O mapa abaixo é bem claro. Grosso modo, se pode dizer que todas as áreas coloridas estão sujeitas a algum nível de interdição da ação econômica real do brasileiro, ou seja, sobre elas incide regulação impeditiva que vai de uso “sustentável” a uso nenhum. Isto tem uma função defendida por setores à esquerda, que por orfandade do marxismo se apropriaram do tema ambiental vestindo uma capa verde e abraçando o globalismo, cujo progresso só pode se dar pela submissão de países biodiversos como o Brasil aos seus interesses.
Tudo isso significa que o enfrentamento que terão a Deputada Mara Rocha, o Senador Marcio Bittar e outros que apoiarem o PL não será apenas interno, com ongueiros profissionais e ambientalistas de orelhada, ou com políticos locais em busca de protagonismo, mas com um sistema complexo e consolidado que inclui a mídia nacional, think tanks relevantes, instituições e cientistas engajados aos quais não custa emitir opiniões sob o argumento da autoridade, ao estilo Schopenhauer.

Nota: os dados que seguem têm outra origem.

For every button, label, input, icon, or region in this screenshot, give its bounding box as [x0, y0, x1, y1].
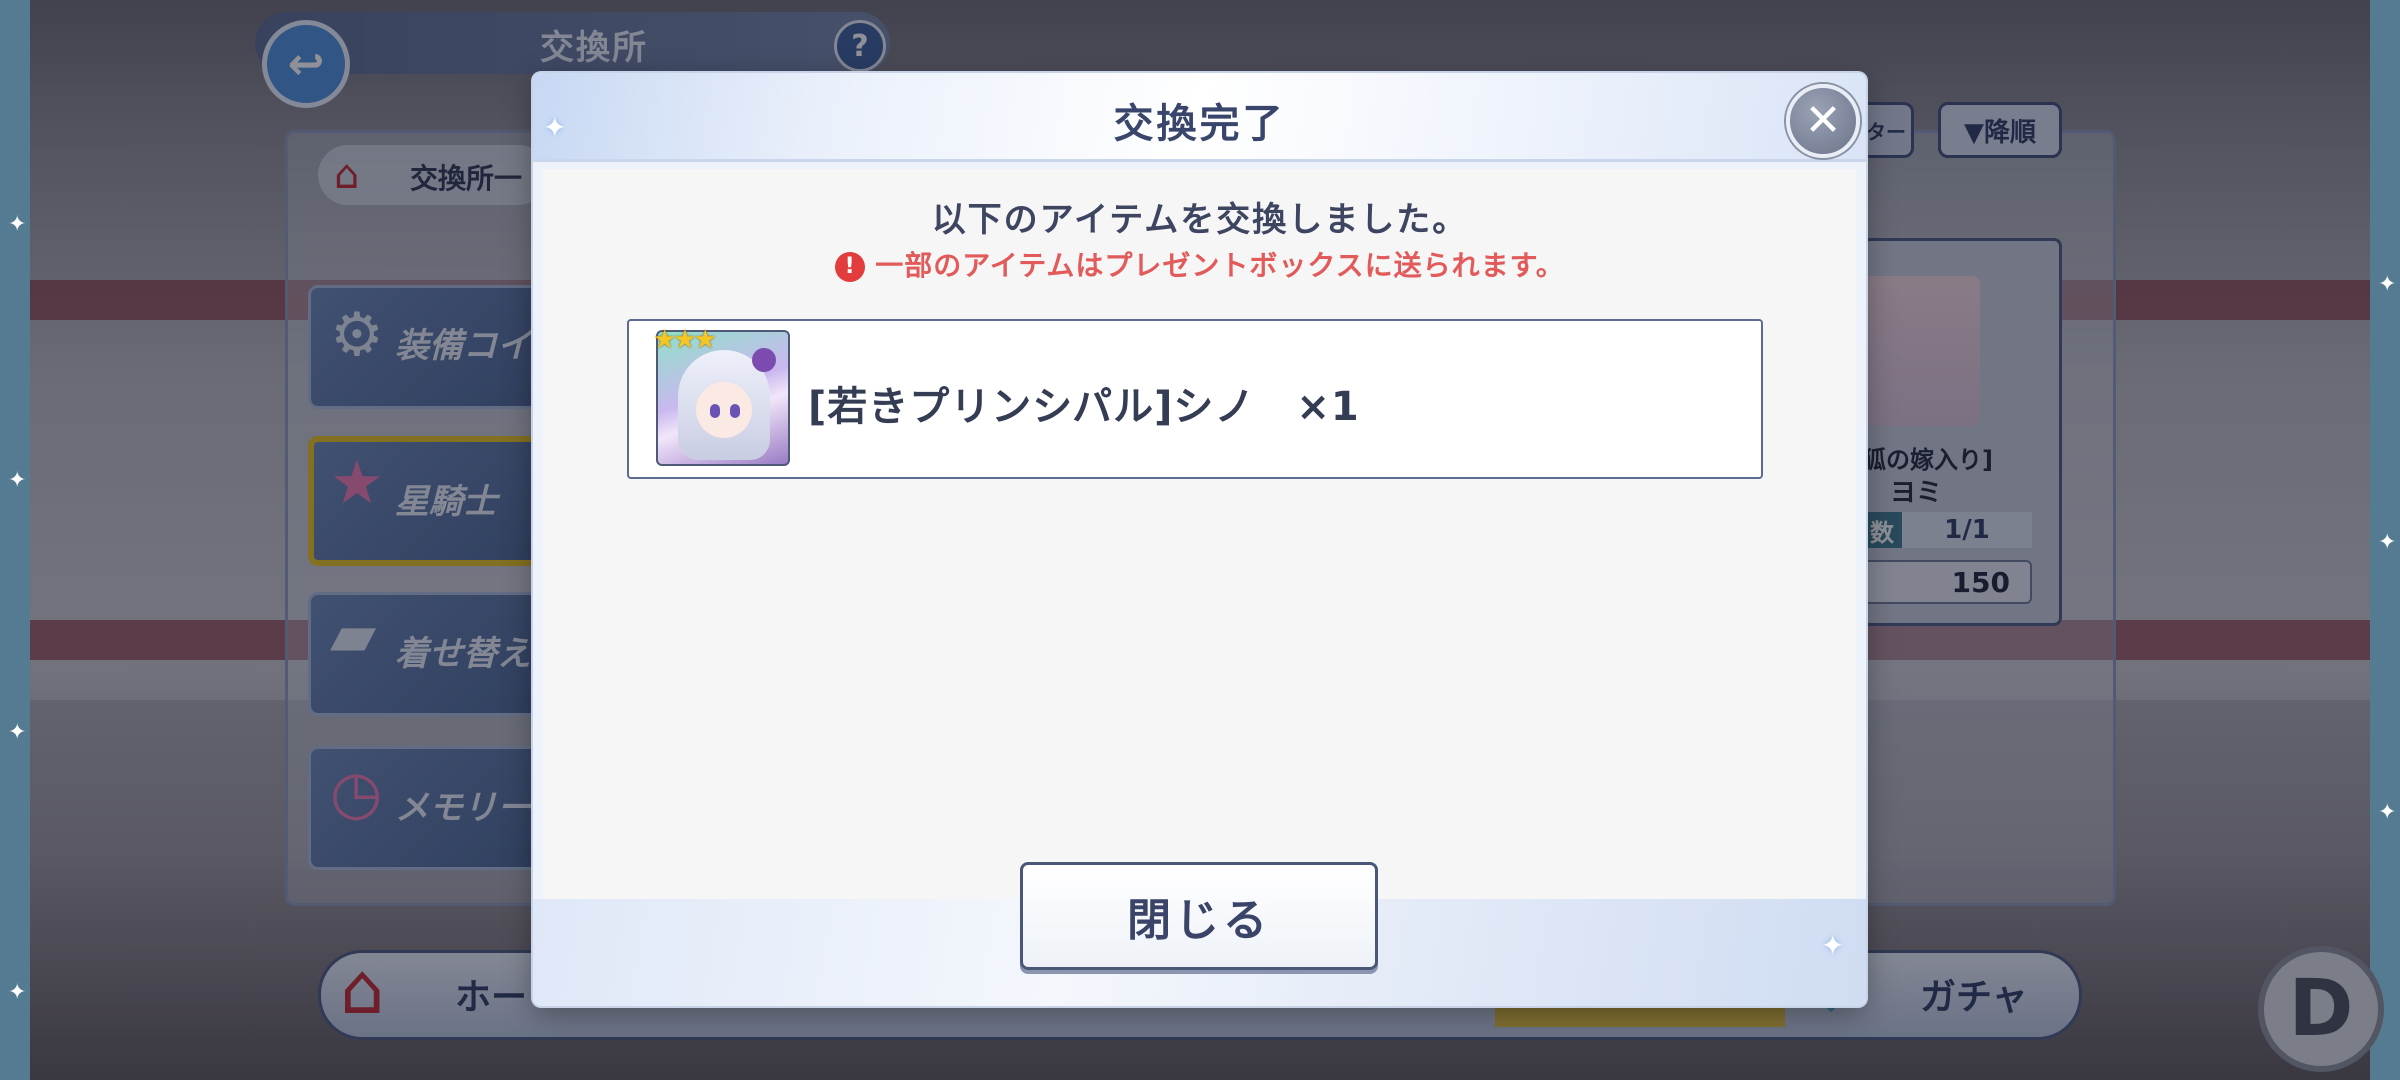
- warning-icon: !: [835, 252, 866, 282]
- character-face: [696, 382, 752, 438]
- sparkle-icon: ✦: [2378, 530, 2397, 555]
- character-eye: [710, 404, 720, 418]
- sparkle-icon: ✦: [8, 720, 27, 745]
- sparkle-icon: ✦: [2378, 800, 2397, 825]
- warning-text: 一部のアイテムはプレゼントボックスに送られます。: [875, 249, 1565, 282]
- sparkle-icon: ✦: [1821, 929, 1845, 962]
- dialog-title: 交換完了: [1113, 101, 1286, 147]
- dialog-message: 以下のアイテムを交換しました。: [931, 200, 1469, 240]
- sparkle-icon: ✦: [8, 468, 27, 493]
- sparkle-icon: ✦: [8, 980, 27, 1005]
- item-name: [若きプリンシパル]シノ ×1: [808, 384, 1360, 430]
- close-icon[interactable]: ✕: [1786, 84, 1860, 158]
- dialog-warning: ! 一部のアイテムはプレゼントボックスに送られます。: [0, 244, 2400, 284]
- rarity-stars-icon: ★★★: [653, 325, 717, 355]
- character-eye: [730, 404, 740, 418]
- dialog-header: ✦ 交換完了: [533, 73, 1866, 162]
- close-button[interactable]: 閉じる: [1020, 862, 1378, 970]
- flower-icon: [752, 348, 776, 372]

Será necessário, portanto, esgrimir argumentos sólidos, justificativas coerentes com os dois objetivos do PL e suficientemente adequadas a uma perspectiva clara de futuro para as áreas em questão e para o Acre. Além disso, creio, é necessário obter explícito apoio governamental. Se, sim, dizer o porquê, se, não, também dizer. Um projeto com este teor, que ao cabo faz um pequeno buraco na muralha ambiental amazônica, regularizando e possibilitando o acesso e a exploração dos recursos existentes em áreas como a RESEX Chico Mendes e o atual PARNA Serra do Divisor, não se dará sem luta feroz na arena política. E levará tempo.
É bom que seja assim. O debate franco, aberto, duro e, por vezes, exacerbado, revela a solidez e o vigor da nossa democracia. O Acre é uma terra de debates, de homens e mulheres ativamente participantes dos processos de mudança do seu itinerário político-administrativo, de gente que não se cala ou, quando cala, é porque aguarda o momento certo para a resposta exata e contundente.
Que os atores envolvidos se manifestem, respeitem a divergência e, pelo rigor técnico da proposta e por seus efeitos benéficos aos interesses dos acreanos e brasileiros em primeiro lugar, tenhamos a melhor saída. Iniciada com a proposta ousada e corajosa da Deputada Mara Rocha e o apoio desassombrado do senador Marcio Bittar, esta é uma luta que vale a pena lutar porque tem a ver com o âmago de nossos problemas.
Valterlucio Bessa Campelo escreve às sextas-feiras no ac24horas.
PS: Por exiguidade de espaço, deixo, por enquanto, de analisar o PL em si prometendo fazê-lo posteriormente em cada um de seus objetivos e consequências. Aproveito para estimular que os leitores dediquem algum esforço à compreensão do tema.